I was sad that Jia Jia died. I was also grateful that Ocean Park cared for her so well right up until her death. But her death prompts questions about whether euthanasia – deliberately killing or withholding medical treatment to cause death – is right or wrong. I think it’s wrong. Medicine should be used to save people’s lives, not to end it.
Euthanasia means health care professionals have fewer opportunities to try and discover new treatments and cures.
I respect the laws of nature. I don’t think anyone has the right to end someone else’s life.
From the editor
Thank you for your letter, Erica. It certainly was sad to see that Jia Jia was euthanised after being so old and so sick.
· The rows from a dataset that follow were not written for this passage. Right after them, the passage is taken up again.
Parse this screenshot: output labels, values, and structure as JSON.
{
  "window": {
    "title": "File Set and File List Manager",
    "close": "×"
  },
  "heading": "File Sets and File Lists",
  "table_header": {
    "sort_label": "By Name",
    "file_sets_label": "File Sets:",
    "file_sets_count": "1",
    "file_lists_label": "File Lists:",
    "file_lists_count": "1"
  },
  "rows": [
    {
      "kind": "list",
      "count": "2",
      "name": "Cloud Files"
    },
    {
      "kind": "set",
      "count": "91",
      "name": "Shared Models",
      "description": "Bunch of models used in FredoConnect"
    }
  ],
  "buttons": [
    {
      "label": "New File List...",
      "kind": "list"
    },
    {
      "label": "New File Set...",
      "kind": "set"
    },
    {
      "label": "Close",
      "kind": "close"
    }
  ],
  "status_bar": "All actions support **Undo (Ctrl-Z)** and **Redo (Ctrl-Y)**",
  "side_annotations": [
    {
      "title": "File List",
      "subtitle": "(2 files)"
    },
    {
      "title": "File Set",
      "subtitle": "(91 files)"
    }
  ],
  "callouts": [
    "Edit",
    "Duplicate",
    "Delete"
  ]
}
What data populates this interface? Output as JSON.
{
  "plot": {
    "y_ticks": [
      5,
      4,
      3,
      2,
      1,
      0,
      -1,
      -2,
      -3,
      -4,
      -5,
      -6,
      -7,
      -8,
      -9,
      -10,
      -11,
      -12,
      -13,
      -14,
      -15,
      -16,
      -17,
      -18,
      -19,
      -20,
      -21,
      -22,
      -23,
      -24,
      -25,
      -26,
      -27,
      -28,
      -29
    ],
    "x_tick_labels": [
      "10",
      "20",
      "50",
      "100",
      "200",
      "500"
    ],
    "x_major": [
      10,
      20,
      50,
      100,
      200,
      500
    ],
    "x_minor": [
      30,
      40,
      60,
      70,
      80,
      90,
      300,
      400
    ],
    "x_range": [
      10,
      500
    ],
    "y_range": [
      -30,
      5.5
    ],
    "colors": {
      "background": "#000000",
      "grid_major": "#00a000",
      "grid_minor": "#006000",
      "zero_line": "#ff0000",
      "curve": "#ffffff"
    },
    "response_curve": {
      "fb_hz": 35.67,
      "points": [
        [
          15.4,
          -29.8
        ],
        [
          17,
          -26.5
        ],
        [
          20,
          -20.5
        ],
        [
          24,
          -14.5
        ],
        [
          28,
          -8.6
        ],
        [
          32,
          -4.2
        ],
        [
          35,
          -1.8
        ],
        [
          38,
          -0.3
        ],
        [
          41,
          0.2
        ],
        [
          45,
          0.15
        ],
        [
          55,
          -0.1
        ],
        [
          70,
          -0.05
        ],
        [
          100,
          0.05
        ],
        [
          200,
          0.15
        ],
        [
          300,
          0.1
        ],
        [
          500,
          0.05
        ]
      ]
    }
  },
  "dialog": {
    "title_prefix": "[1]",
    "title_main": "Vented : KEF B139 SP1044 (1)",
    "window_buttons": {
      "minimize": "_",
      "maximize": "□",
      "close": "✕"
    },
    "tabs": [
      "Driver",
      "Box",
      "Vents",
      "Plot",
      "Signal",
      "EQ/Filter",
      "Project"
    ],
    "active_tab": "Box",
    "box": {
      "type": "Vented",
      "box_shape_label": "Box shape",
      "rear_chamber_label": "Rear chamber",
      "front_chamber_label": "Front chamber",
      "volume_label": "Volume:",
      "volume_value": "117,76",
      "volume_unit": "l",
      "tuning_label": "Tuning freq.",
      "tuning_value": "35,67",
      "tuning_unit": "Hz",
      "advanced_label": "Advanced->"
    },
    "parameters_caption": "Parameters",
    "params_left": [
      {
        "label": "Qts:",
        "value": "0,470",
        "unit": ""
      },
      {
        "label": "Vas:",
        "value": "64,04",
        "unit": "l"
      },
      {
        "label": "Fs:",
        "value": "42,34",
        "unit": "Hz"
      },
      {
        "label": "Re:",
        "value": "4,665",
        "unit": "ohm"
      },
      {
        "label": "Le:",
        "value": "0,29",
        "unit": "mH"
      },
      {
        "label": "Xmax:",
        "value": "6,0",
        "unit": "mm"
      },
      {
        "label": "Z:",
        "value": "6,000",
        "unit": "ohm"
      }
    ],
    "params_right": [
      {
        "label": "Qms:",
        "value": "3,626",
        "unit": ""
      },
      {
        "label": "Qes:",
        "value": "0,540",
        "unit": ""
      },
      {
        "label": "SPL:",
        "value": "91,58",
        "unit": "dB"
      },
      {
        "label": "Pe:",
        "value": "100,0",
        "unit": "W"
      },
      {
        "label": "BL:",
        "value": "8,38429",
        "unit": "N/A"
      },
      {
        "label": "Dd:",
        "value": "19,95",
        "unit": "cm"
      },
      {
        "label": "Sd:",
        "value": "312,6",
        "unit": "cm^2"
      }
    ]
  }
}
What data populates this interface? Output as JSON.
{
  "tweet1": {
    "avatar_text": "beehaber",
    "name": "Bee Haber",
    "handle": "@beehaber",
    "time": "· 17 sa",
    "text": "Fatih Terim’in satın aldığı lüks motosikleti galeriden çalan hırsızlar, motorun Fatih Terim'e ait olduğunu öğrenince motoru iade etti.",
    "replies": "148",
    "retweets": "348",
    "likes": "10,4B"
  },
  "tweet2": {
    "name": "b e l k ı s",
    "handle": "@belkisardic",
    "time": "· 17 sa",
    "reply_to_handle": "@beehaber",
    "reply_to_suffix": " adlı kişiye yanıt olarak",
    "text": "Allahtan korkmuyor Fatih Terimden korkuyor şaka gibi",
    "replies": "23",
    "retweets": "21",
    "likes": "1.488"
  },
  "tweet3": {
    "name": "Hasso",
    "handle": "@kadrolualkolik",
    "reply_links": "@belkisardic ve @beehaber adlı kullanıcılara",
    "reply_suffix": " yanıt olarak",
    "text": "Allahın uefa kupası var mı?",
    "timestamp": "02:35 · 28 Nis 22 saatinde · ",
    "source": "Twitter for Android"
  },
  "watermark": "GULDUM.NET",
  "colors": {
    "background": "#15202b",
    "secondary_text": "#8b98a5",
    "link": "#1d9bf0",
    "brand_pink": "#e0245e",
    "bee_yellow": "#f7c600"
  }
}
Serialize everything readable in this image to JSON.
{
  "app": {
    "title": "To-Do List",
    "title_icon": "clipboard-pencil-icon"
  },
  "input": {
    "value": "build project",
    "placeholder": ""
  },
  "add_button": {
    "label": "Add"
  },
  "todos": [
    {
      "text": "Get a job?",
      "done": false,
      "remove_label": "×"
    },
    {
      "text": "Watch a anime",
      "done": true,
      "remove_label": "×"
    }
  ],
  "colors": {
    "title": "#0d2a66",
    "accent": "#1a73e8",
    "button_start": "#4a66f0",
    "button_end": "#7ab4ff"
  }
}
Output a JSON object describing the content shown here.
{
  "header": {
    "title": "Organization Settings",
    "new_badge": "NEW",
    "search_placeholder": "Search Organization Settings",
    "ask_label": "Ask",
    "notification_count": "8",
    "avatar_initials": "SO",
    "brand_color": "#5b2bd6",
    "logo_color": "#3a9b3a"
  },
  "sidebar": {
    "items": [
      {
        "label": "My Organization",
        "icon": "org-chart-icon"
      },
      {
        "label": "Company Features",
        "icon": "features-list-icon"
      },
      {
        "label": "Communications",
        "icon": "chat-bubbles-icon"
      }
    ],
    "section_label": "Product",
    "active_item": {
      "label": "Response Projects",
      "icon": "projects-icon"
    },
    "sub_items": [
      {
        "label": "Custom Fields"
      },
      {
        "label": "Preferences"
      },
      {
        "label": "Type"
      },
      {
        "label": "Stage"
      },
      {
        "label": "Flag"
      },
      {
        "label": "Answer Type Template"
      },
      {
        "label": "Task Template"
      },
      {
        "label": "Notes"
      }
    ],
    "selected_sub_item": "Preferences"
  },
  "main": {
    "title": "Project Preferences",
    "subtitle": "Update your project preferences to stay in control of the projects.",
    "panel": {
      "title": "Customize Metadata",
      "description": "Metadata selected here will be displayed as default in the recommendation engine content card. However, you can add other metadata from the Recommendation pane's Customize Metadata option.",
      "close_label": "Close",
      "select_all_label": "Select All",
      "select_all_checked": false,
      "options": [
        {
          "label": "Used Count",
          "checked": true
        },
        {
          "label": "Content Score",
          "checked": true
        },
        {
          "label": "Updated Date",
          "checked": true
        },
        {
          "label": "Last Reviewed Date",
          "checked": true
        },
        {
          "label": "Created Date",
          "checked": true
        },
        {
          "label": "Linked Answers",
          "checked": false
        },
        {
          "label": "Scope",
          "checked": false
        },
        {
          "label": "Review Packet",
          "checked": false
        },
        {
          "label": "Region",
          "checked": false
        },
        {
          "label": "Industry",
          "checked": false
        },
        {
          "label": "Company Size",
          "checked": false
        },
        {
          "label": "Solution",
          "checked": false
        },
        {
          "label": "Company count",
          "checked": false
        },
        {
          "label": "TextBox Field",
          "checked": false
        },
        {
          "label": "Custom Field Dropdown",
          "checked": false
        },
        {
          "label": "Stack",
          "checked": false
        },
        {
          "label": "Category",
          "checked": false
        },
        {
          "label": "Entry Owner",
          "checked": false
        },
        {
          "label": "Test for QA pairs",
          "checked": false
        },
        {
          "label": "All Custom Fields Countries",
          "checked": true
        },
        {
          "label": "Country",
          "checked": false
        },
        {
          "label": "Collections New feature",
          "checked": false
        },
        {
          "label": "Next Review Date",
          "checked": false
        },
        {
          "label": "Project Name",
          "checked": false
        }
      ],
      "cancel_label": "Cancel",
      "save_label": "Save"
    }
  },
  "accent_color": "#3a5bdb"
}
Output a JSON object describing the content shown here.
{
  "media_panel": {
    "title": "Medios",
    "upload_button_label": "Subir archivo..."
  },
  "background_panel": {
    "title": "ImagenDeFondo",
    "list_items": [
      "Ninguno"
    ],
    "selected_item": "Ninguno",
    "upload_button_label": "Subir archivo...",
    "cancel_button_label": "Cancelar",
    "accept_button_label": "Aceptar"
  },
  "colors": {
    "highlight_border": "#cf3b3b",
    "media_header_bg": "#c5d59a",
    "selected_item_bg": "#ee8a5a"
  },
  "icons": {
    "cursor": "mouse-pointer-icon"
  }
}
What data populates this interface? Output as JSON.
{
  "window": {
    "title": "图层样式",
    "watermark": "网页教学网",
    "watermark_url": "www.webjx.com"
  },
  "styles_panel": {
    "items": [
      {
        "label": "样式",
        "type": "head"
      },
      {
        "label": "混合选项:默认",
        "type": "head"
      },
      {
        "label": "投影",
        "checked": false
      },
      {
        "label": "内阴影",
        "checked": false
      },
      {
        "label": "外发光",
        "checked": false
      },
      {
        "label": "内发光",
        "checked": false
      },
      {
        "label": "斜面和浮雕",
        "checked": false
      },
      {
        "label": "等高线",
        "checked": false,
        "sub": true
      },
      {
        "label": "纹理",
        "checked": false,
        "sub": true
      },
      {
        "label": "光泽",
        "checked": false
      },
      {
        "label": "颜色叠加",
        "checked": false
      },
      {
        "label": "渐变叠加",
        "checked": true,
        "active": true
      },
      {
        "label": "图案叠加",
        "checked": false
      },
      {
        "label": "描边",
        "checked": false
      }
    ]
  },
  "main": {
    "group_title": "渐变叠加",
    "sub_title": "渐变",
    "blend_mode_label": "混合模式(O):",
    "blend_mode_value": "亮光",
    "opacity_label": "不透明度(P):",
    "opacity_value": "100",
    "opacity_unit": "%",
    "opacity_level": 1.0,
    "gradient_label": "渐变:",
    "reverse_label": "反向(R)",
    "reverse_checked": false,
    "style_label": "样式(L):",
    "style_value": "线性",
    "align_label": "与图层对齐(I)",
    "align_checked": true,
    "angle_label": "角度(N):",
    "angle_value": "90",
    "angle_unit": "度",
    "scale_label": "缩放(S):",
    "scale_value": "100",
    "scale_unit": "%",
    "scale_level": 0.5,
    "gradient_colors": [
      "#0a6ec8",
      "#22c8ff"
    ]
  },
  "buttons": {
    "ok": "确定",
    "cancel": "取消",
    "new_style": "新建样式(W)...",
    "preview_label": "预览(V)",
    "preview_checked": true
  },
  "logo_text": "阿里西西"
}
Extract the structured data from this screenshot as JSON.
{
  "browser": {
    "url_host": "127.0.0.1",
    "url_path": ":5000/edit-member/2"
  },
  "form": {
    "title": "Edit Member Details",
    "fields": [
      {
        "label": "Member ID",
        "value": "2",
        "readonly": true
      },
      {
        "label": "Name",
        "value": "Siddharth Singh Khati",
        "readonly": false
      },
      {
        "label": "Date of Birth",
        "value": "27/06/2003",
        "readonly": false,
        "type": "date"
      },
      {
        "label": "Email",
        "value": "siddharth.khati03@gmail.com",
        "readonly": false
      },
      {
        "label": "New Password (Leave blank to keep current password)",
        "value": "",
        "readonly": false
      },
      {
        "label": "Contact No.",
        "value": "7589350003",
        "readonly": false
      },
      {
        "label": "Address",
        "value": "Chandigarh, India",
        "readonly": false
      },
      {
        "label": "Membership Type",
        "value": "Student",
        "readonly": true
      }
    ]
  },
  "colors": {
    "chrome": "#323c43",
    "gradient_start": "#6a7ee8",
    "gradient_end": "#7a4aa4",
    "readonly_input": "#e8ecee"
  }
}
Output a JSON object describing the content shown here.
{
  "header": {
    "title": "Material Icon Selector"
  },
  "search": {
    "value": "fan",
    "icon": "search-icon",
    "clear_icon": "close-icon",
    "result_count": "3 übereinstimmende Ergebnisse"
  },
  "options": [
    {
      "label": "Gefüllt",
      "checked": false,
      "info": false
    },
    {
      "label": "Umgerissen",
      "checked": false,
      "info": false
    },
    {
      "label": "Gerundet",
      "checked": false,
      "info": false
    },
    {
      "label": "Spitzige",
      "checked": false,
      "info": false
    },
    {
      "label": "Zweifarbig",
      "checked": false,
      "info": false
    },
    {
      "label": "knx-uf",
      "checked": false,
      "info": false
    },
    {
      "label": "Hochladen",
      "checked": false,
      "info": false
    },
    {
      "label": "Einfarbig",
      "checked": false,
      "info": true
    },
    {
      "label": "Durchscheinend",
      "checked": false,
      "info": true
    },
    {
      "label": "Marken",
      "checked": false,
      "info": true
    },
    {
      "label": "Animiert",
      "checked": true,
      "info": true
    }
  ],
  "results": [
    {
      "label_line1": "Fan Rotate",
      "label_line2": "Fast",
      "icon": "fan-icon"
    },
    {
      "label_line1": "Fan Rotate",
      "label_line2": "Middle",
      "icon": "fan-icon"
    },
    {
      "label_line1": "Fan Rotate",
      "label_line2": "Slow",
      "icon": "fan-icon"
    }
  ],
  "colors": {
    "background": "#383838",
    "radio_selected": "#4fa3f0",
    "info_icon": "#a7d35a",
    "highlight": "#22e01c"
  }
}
Euthanasia – deliberately killing or withholding medical treatment to cause death – is still illegal for humans in many countries. But there are a growing number of people who support the idea. In the past, medicine has been focused on saving lives. But one has to ask when is a life not worth living.
If an animal is in pain and there is no way to help them, we put them out of their misery. We end their suffering as an act of kindness. When animals need humans to survive, like pets or animals in a zoo do, they have no choice but to accept whatever care we give them. To put them through needless and useless suffering would be cruel.
Yet, if we do this for animals, why would we not do it for humans?
There are many things to think about around this topic.
As medicine advances we are able to postpone death almost indefinitely. Bodies can be kept warm and breathing by machines. So it is often not a simple decision of killing someone, but of deciding that if they are unable to continue without the help of machines, and there is no hope of them recovering, then we have to let them go. For families in this situation, constantly waiting for a loved one to “die” is a special kind of hell. Apart from the personal pain they feel at not being able to grieve because the person is not yet dead, the financial cost could ruin a family for generations.
If the person being kept alive was in constant pain, and again, with no hope of recovery, some believe they should not be made to suffer indefinitely. But if that person is unable to give consent, then someone needs to take the decision for them. It’s an awful decision to have to make.
Personally, I know that when my time comes, I will not want to be kept alive. So I have let my family know this and hopefully if anything were to happen they would be able to make the decision for me.
As I said, many things to think about around this topic. It would be interesting to hear what other readers have to say.